Situated Practice Systems: Improving and Scaling Coaching through LLMs
Authors: Terry Chen, Allyson Lee
Abstract
Effective coaching in project-based learning environments is critical for developing students’ self-regulation skills, yet scaling high-quality coaching remains a challenge. This paper presents an LLM-enhanced coaching system designed to support project-based learning by helping connect peers struggling with the same regulation gap, and to help coaches by identifying regulation gaps and generating tailored practice suggestions. Our system integrates vector-based semantic matching with LLM-generated regulation gap categorizations for Context Assessment Plan (CAP) notes. Results demonstrate that our system effectively retrieves relevant coaching cases, reducing the cognitive burden on mentors while maintaining high-quality, context-aware feedback.
Introduction
Training college students to tackle complex, open-ended innovation work requires developing strong regulation skills for self-directed work. Coaches guide the development of these regulation skills, helping students develop cognitive, motivational, emotional, and strategic behaviors needed to problem solve and reach desired outcomes. However, coaches face significant challenges in providing personalized guidance to multiple student teams.
Existing AI-based project management tools help track tasks but fail to capture nuanced ways students approach their work. Large Language Models (LLMs) show promise in analyzing text-based interactions and generating structured feedback, but their application to coaching remains underexplored.
To address these issues, we propose utilizing LLMs to develop and integrate three key technical innovations. First, Peer Connections facilitate connections between students with similar challenges. Second, Coaching Reflections help coaches analyze patterns and improve their practice through identifying regulation gaps. Finally, Practice Suggestions adapt similar cases to new situations.
The Regulation Skills Codebook
Our system is built around a novel codebook consisting of regulation gap definitions and examples gathered across learning science literature. The codebook categorizes student regulation gaps in a tiered approach:
Tier 1 Categories
Our codebook includes three primary categories. Cognitive skills relate to approaching problems with unknown answers. Metacognitive skills involve planning, help-seeking, collaboration, and reflection. Emotional aspects cover dispositions toward self and learning that affect motivation.
Tier 2 Categories (Examples)
The tier 2 categories provide more specific regulation gaps. These include representing problem and solution spaces, assessing risks, and critical thinking and argumentation. Additionally, they cover forming feasible plans, planning effective iterations, addressing fears and anxieties, and embracing challenges and learning.
System Architecture
Our system combines semantic similarity search with LLM-based analysis in a retrieval-augmented generation approach. The process begins when student regulation notes are pre-processed with metadata on tier 1 and tier 2 regulation gaps. These notes are then encoded into text embeddings, after which a vector database retrieves the most similar historical cases. Finally, an LLM (Deepseek) generates structured responses including diagnosis of potential regulation gaps, practice suggestions targeted to these gaps, and references to similar historical cases.
This grounds LLM suggestions in actual coaching experiences rather than generic advice, improving the relevance and actionability of recommendations.
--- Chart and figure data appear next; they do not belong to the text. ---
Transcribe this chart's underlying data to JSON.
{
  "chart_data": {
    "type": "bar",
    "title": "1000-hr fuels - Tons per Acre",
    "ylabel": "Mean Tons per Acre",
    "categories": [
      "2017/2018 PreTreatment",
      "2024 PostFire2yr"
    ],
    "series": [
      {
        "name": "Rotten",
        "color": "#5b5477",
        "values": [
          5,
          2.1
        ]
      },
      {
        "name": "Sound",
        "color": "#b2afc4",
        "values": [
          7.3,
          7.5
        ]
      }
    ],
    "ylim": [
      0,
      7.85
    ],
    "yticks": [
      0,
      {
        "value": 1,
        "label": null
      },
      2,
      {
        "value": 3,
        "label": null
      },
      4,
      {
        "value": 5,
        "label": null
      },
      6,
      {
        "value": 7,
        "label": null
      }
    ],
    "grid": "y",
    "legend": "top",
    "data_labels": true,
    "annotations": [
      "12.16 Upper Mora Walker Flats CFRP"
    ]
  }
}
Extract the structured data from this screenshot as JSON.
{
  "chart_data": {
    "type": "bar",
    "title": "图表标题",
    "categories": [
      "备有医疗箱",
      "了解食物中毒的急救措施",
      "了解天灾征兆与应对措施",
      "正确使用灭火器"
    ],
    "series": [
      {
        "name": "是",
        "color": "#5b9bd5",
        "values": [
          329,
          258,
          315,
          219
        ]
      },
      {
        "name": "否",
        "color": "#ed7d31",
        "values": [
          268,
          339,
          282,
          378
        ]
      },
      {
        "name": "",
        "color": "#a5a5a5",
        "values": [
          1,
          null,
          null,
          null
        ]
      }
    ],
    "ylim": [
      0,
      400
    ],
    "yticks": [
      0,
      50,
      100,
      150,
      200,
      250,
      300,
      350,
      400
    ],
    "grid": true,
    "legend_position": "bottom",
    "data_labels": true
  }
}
Similarity Methods for Regulation Gap Analysis
We developed and tested three approaches to match students with similar regulation challenges:
The Baseline Semantic Approach uses vector embeddings to find similar cases based on textual similarity. The Weighted Semantic Similarity approach separates and weights regulation gap description (0.7) from contextual information (0.3). Our Hybrid LLM-Codebook Approach combines semantic matching with LLM-generated metadata using our regulation codebook.
The hybrid approach proved most effective, assigning the highest weight (0.5) to tier 2 categories and lower weights to tier 1 categories (0.1) and text content (0.2 each for gap text and context).
Evaluation and Results
We evaluated each model against the same three notes, analyzing the top 5 returned similar notes. The semantic matching performed well when addressing cognitive and metacognitive gaps with repetitive terminology but struggled with emotional regulation gaps. The LLM-codebook approach showed promise in accurately identifying regulation gaps but was computationally intensive. The hybrid model consistently and efficiently identified notes with the same regulation gap while maintaining contextual similarity.
Discussion and Future Work
Our system effectively bridges the gap between human expertise and AI capabilities in coaching contexts. Key takeaways include Hybrid AI-Driven Case Retrieval, where combining LLM-driven metadata tagging with traditional semantic matching enables precision in retrieving relevant coaching cases, and Structured Codebooks for Domain-Specific AI, where our tiered classification system grounds LLM-based reasoning in expert-validated pedagogical frameworks.
Future work will focus on several areas of improvement. We plan to improve clarity of writing in notes and collect more data through alternative sources. Additionally, we aim to develop sub-categorized codebooks with specific examples and reasoning chains. Finally, we will explore more sophisticated reasoning methods like external knowledge bases or memory systems.
This research contributes to the broader field of AI-enhanced education and human-AI collaboration, offering insights into how AI can augment expert-driven mentoring in complex, open-ended learning settings.